Wall Street protesters avoided a showdown Friday that could have forced them from their Manhattan camp, but they still face the same question that would have confronted them if they had been evicted: Where do they go from here?
The Occupy Wall Street movement has been more successful than even its own organizers would have predicted when they began nearly a month ago. The New York City protest has shown staying power, garnered considerable media attention and inspired satellite protests in more than 100 cities nationwide.
Movements don't write legislation. They force open a line of questions that makes it possible for people to imagine new policies. That's always the first step.
Demonstrators have been criticized, largely by conservative politicians and pundits, for questioning institutions — mainly the financial industry and the very wealthy — that loom large in American society. Even sympathetic observers wonder whether the protesters can convert their message of unhappiness about income inequality into policies that actually lead to change.
"The first step of these things is to mobilize community and energy, but at some point that energy and strong feelings have to be focused on what you can actually do to change what it is they don't like," says Robert Thompson, a professor of popular culture at Syracuse University.
Eventually, the protesters will have to build alliances with politicians and institutional forces that, in these early days, they have sometimes spurned. But it's premature to expect them to have a clear agenda at this point, say scholars who have studied past protest movements.
"What starts these movements is a list of grievances," says Rosemary Feurer, a historian at Northern Illinois University. "You don't start with a list of goals, but with a sense of what's wrong."
First, Define The Problem
That's what happened in the past, Feurer says. The populist movements of the 19th century and the early union movement began in a similar fashion: An encampment of people came together, found they shared a sense of dissatisfaction with the status quo and worked to change it.
Figuring out how best to express those complaints — and what action to take — always takes time.
"The practical matter here is that where there will be actual, let's say, specific policy requests we'll be working toward, those have to come out of a discussion of the group that is organic and consensus-driven," says Ed Needham, a media spokesman for Occupy Wall Street.
"We're doing our best to define who we are at the moment," he says. "Once we are able to do that, we can do things on the policy front."
Protesting, Not Legislating
If the Wall Street and other Occupy protests are going to lead to real change, activists will have to adopt both an "outside" and an "inside" strategy, says Michael Kazin, a historian at Georgetown University.
They need to keep pushing from outside the normal political channels, but they also have to learn how to work inside those channels, whether by helping create new institutions with a clear agenda that reflects their goals or, more likely, by working hand-in-glove with existing institutions.
It may take awhile to articulate an actual five-point plan that leads to, say, a greater distribution of wealth. And if history is any guide, such a plan may not come out of the protest movement directly, but from politicians responding to it.
"The concrete success, the actual reforms or changes in the system that result from something like this, don't come from the protest movements themselves," says Ruy Teixeira, a senior fellow with the Center for American Progress, a liberal think tank in Washington, D.C.

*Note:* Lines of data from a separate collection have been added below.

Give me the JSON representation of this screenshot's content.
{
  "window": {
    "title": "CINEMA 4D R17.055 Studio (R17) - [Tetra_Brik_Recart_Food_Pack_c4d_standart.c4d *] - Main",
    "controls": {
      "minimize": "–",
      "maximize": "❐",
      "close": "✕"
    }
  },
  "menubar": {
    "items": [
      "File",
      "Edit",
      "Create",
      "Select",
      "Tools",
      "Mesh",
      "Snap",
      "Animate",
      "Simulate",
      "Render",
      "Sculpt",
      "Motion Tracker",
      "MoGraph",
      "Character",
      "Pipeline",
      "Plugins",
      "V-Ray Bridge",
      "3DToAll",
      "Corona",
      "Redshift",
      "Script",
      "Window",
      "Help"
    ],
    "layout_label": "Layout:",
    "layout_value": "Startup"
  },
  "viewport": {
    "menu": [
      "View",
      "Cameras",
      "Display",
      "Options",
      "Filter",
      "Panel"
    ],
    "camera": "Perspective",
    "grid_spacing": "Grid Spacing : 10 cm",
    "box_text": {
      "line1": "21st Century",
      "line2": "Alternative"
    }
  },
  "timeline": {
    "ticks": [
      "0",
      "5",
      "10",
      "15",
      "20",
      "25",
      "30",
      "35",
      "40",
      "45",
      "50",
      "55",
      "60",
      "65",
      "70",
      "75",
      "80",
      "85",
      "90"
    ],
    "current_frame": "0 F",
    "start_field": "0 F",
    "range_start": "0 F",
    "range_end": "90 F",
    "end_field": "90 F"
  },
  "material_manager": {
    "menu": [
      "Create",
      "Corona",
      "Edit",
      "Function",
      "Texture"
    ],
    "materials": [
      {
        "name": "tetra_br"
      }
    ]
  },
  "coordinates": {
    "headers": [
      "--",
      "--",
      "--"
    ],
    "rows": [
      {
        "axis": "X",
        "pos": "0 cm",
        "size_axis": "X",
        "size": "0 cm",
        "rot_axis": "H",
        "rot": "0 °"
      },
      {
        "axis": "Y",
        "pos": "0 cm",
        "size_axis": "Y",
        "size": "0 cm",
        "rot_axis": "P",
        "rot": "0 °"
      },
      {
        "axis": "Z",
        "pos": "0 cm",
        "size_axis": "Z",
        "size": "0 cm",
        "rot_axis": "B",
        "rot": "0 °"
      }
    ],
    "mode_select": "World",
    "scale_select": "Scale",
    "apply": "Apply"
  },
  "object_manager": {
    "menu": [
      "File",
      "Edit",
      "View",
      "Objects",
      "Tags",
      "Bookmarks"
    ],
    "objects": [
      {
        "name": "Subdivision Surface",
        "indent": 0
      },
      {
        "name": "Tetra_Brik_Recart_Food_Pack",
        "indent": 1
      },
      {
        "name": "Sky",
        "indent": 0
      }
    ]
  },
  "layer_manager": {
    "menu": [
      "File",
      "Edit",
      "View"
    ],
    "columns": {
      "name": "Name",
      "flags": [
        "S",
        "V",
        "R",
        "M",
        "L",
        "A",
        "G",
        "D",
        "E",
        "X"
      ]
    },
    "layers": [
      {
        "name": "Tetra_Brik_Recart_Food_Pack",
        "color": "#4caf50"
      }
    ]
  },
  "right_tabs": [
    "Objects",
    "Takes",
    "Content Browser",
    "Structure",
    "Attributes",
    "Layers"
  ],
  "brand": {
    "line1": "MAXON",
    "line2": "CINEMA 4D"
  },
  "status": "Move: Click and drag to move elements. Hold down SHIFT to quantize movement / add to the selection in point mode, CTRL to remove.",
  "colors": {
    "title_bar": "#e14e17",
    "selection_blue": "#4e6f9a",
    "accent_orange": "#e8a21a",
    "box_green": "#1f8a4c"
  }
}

Already, Occupy Wall Street has won support from important institutions on the left such as the AFL-CIO, which urged members to mobilize to prevent protesters from being ousted from Zuccotti Park. But the movement has puzzled political observers by seeming to turn away other forms of help.
When Rep. John Lewis showed up last week to address the crowd at the Occupy Atlanta site, protesters praised the Georgia Democrat for his work in politics and civil rights but successfully argued that he shouldn't be allowed to bump the group's "agenda" in order to speak right away.
Lewis, who had other obligations, decided to leave, though he said he took no offense. Recalling his own days as head of the Student Nonviolent Coordinating Committee in the 1960s, he said civil rights groups sometimes reached consensus slowly and refused to be deferential to more established leaders.
"It is growing, it is maturing, it will work out," Lewis told reporters at the scene. "It will come of age."
Building Up Support
It may, at any rate, be premature for Occupy Wall Street to join hands with politicians, according to Feurer, the Northern Illinois historian. "The movement has to grow before it can be politically effective," she says.
The protests, however sustained and widespread, are not yet large enough to amount to a real reflection of public opinion.
But the mere fact that more people are talking about income inequality and the growing share of wealth controlled by the nation's richest 1 percent represents a type of victory, says Nina Eliasoph, a sociologist at the University of Southern California.
"Movements don't write legislation," she says. "They force open a line of questions that makes it possible for people to imagine new policies. That's always the first step."
When protests appear to be successful and express important ideas, some people will want to sustain them by moving past street theater toward affecting actual policy changes, says Kazin, the Georgetown historian and author of American Dreamers: How the Left Changed a Nation.
"This always happens with protests that get large. People say, 'This is wonderful and I want to do something with this,' and they become professional activists of one form or another," Kazin says. "Believe it or not, you end up having organizations."